Redisant l'inégalité using la notation mathématique, nous avons cela pour n'importe quelle liste du non négatif X 1,   de vrais nombres du n ; X 2,   ;. ,   ; n de du X ,

\ frac {x_1 + x_2 + \ cdots +} de x_n} {n \ geq \ racine carrée {x_1 \ cdot x_2 \ x_n de cdots},

et cela si et seulement si X 1  ; =  ; X 2  ; =  ;.   ; =  ; n de du X , = de \ frac de

{x_1 + x_2 + \ cdots + x_n} {n} \ racine carrée {x_1 \ cdot x_2 \ x_n de cdots}.

Généralisations

Il y a une inégalité semblable pour la moyenne arithmétique pesée par et la moyenne géométrique pondérée par . Spécifiquement, laisser le non négatif X 1,   de nombres ; X 2,   ;. ,   ; n et le α non négatif 1,   de du X poids ; α 2,   de ;. ,   ; le n de du α de soit donné. Ensemble = de \ alpha \ alpha_1 + \ alpha_2 + \ + de cdots \ alpha_n . Si   du α de ; >  ; 0, puis l'inégalité

\ frac {\ alpha_1 x_1 + \ alpha_2 x_2 + \ cdots + \ x_n d'alpha_n} {\} d'alpha \ geq \ racine carrée {x_1^ {\ alpha_1} x_2^ {\ alpha_2} \ x_n^ de cdots {\ alpha_n}}

tient avec l'égalité si et seulement si tout le xk avec le   du αk ; >  ; 0 sont égal. Ici la convention 00  ; =  ; 1 est employé.

Si tout le   du αk ; =  ; 1, ceci réduit à l'inégalité ci-dessus d'AM-GM.

D'autres généralisations de l'inégalité des moyens arithmétiques et géométriques sont données par l'inégalité de Muirhead de , l'inégalité de MacLaurin de , et l'inégalité moyenne généralisée par .

Application d'exemple

Considérer la fonction suivante : + du f de

(x, y, z) = \ + de frac {x} {y} \ racine carrée {\ frac {y} {z}} \ racine carrée {\ frac {z} {x}}

pour le X , le y , et le z tout vrais nombres positifs. Supposer que nous souhaitons trouver la valeur minimum de cette fonction. Récrivant un peu, et appliquant l'inégalité d'AM-GM, nous avons :

Preuve par induction

Il y a plusieurs manières de prouver l'inégalité d'AM-GM ; par exemple, il peut impliquer de l'inégalité de Jensen de , using le ln de fonction concave ( X ). Il peut également prouver using l'inégalité de remise en ordre de . Considérant la longueur et les choses nécessaires required, la preuve par l'induction donnée ci-dessous est probablement la meilleure recommandation pour la première lecture.

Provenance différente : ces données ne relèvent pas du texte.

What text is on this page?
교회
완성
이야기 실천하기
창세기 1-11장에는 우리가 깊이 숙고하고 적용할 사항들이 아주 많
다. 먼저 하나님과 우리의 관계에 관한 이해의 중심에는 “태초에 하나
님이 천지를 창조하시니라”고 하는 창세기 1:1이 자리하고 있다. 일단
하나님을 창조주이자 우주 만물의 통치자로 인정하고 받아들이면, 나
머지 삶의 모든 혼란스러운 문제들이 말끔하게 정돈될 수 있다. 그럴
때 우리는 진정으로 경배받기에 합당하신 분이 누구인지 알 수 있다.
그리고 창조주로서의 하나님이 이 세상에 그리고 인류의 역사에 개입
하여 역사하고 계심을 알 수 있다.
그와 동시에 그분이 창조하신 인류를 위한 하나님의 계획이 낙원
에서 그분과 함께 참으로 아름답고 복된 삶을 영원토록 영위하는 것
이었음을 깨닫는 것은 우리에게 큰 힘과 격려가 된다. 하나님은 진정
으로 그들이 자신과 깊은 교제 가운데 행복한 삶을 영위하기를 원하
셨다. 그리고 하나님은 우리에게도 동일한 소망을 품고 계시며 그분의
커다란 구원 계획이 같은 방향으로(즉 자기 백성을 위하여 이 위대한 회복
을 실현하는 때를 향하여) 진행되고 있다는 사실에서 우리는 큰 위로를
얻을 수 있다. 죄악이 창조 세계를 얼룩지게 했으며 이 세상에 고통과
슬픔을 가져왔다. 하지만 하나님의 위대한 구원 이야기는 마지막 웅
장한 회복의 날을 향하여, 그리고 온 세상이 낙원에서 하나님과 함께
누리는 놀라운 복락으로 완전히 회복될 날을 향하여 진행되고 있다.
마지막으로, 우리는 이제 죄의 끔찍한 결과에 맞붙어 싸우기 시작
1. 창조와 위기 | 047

Avec le \ mu= \ frac de de moyenne arithmétique {\ x_1 + \ cdots + x_n} n du non négatif X 1 de vrais nombres,…, le xn , le rapport d'AM-GM est équivalent au de \ au mu^n \ GE x_1 x_2 \ x_n de cdots \, avec l'égalité si et seulement si   du μ de ; =  ; xi pour tout le   du i ; =  ; 1,…, n .

Pour la preuve suivante nous appliquons l'induction mathématique et seulement les règles bien connues de l'arithmétique.

Base d'induction de : pour le   du n ; =  ; 1 le rapport est vrai avec l'égalité.

Hypothèse d'induction de : supposent que le rapport d'AM-GM se tient pour tous les choix nombres non négatifs du n de vrais.

Étape d'induction de : considèrent le   du n ; +  ; vrais nombres 1 non négatifs. Leur μ moyenne arithmétique satisfait le de (n+1) \ mu= \ x_1 + \ cdots + x_n + x_ {n+1}. \, Si tous les nombres sont égaux au μ de , alors nous avons l'égalité dans le rapport d'AM-GM et nous sommes faits. Autrement nous pouvons trouver un nombre qui est plus grand que le μ et un de qui est plus petit que le μ de , disons le   du xn ; >  ; μ de et n +1  de du X ; <  ; μ de . Puis de

(x_n- \ MU) (\ mu-x_ {n+1}) >0 \. \ qquad (*)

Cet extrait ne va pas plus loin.